I am not feeling sorry for myself but I envy the man who I call my brother. I told him this not long ago. It was after a Pearl Jam concert in San Fransisco. I waited with a group of a dozen die hard fans until about three in the morning for Eddie to exit from the back stage exit. It was cold and desolate in the San Fransisco early morning. The only people out on the streets pushed shopping carts filled with their meager possessions. I was about to turn away when suddenly I heard the crowd erupt into loud salutations shouting “Eddie!!” “Eddie!!!” He kindly got everyone to calm down by saying “please calm down, I will get to each and every one of you. we just need to be quiet.” I could feel my tired heart racing in my chest as I awaited Eddie’s glance. He signed set lists and talked with one lady about how great she thought he was aging. He seemed very comfortable, a little drunk, almost Buddha like in his demeanor. Then I caught his stare and stuck out my hand. He shook my hand and it was then that I said “You are doing a great job, I envy you your success.” He looked at me square in the eyes as if he was trying to remember if we met before. He then said “thank you my brother, but do not envy me, I’m just doing the best I can…like you.” And then he was gone. He got into the front seat of a black van which I imagine took my brother to his hotel room.

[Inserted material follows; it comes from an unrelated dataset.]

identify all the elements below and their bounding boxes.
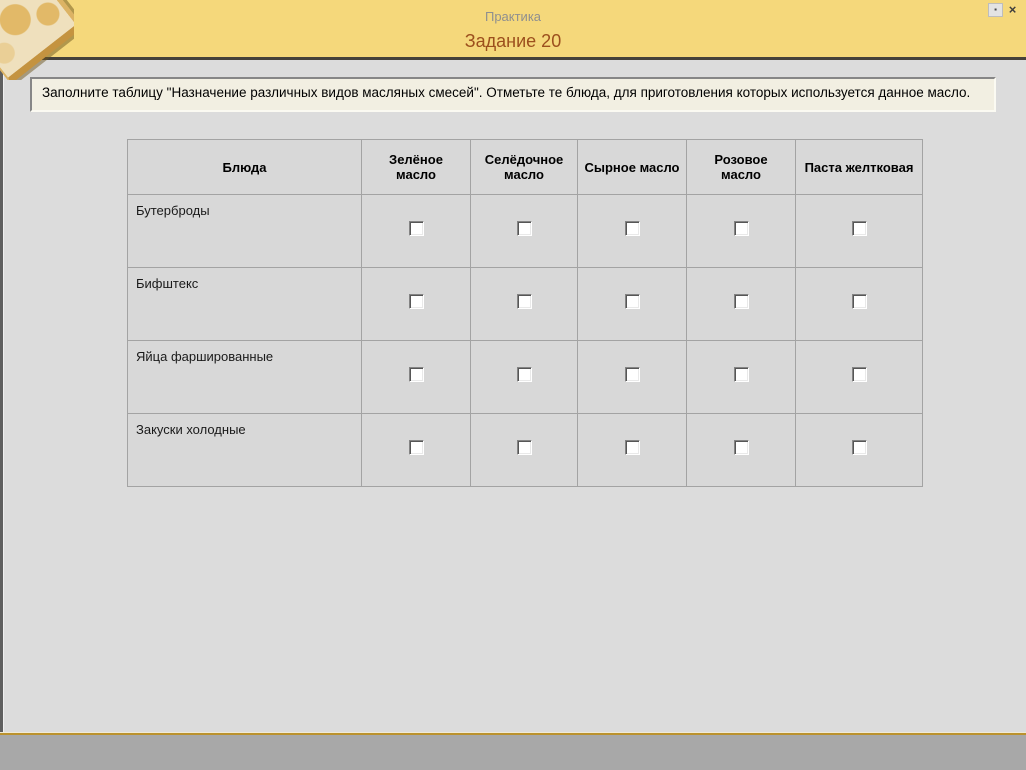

Now I sit here writing. It is raining outside and I spent the entire day reading in bed. I watched a few Eddie Vedder interviews tonight. I feel like my life is on hold while he is living life to its fullest. I have been wondering. Am I doing the best I can? And I have to say that my answer to this is no. No I am not. I have always been rather lazy and short of finding that one thing I love to do and then doing it all the time. No, I am not doing the best I can…and this is exactly why I am searching for Eddie Vedder. He is a man who is doing the best he can. I watch him and I am in awe. “So this is what it looks like when one finds their soul purpose,” I say to myself. Slowly my awe turns to inspiration…and I am reminded of something that I seemed to have almost given up on. My search for Eddie Vedder.